Life and death was this Craig man’s business
Craig — For more than 40 years, this Craig man has cared for people from cradle to grave.
An exhibit at the Museum of Northwest Colorado that opened in May 2014 commemorates the lifework of Dr. Elmer P. Monahan, Jr.
Items on display include Monahan’s doctor bag and the various medical tools that would have filled it to aid him during frequent house calls.
“In the mid-20th century, doctors in rural areas like Craig had to be skilled at a little bit of everything. They frequently had to act as eye doctor, dentist, surgeon, psychiatrist, lab and X-ray technician and nurse,” states one of the educational signs in the museum display.
Before opening his first general practice in Rangely in 1949, the doctor served in the Army Medical Corps and was commander of the Medical Nutrition Laboratory.
In 1951, he moved to Craig to open a general practice. He married Katherine Kanaly in 1961, and the couple raised four children.
One estimate puts the number of area babies delivered by Monahan at more than 700.
“Almost everyone knew the doctor,” said Museum Director Dan Davidson, also a patient.
The doctor was known to love the outdoors and was active in the Sheriff’s Posse, now Moffat County search and rescue.

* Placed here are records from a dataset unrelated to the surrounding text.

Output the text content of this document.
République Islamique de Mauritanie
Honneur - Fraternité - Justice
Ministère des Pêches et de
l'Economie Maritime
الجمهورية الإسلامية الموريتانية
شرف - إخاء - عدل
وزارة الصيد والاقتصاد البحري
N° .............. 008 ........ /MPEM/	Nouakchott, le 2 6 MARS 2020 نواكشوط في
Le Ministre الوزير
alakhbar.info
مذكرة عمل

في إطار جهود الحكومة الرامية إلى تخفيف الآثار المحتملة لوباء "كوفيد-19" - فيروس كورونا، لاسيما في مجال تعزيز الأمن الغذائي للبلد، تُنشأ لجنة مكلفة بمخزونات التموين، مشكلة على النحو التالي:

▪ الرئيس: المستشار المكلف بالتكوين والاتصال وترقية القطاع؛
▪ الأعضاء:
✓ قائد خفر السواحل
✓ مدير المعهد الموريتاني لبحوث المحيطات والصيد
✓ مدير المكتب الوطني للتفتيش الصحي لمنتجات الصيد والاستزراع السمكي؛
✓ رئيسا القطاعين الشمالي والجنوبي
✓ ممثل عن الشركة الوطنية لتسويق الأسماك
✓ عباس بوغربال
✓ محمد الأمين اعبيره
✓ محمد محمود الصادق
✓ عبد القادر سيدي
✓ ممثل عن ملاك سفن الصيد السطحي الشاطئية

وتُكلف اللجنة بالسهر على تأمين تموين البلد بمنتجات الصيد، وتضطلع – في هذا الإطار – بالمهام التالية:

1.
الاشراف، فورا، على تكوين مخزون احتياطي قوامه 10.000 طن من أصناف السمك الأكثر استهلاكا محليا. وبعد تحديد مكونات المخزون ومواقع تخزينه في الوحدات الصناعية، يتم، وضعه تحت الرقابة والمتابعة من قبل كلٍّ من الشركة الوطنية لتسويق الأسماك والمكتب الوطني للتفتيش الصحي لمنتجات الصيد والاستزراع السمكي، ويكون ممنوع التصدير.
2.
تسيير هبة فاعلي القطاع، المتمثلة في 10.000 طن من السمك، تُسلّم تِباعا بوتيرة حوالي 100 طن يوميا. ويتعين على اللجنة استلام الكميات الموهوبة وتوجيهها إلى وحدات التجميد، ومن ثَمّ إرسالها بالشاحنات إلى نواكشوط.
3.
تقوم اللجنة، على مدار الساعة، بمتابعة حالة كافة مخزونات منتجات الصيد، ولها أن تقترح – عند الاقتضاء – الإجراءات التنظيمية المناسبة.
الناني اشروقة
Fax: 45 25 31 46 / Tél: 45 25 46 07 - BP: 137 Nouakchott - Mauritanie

Museum achieves hold a prescription written by Monahan in 2004 made out to Bill Lawrence for maps.
“Now, maybe you’ll stop getting lost so often,” Monahan wrote in the prescription description.
He also served without pay for 25 years as county coroner and, in that capacity, ushered the deceased to the grave.
When Sheriff Bill Terrill was appointed U.S. Marshall for Colorado, the coroner was legally responsible for filling the role of county sheriff, for a brief time, Monahan served in that capacity.
“I was sheriff of Moffat County until the commissioners caught on — then there was panic in the courthouse,” Monahan is credited with saying.
The doctor retired in 1989 at the age of 70, but as in the case of the prescription to Lawrence, he continued to give advice and serve the community until he passed away at age 92 in 2012.
In March 2014, his family gifted the museum iwith the medical memorabilia now on public display in one of the large cases in the main exhibit hall.
Monahan was the last generation of doctors who could work without restraints and limitations other than their own judgment and conscience. He was reported to have felt uncomfortable with changes to the medical field
His family used as his epitaph a quote from St. Paul: “I have fought a good fight, I have finished my course, I have kept the faith.”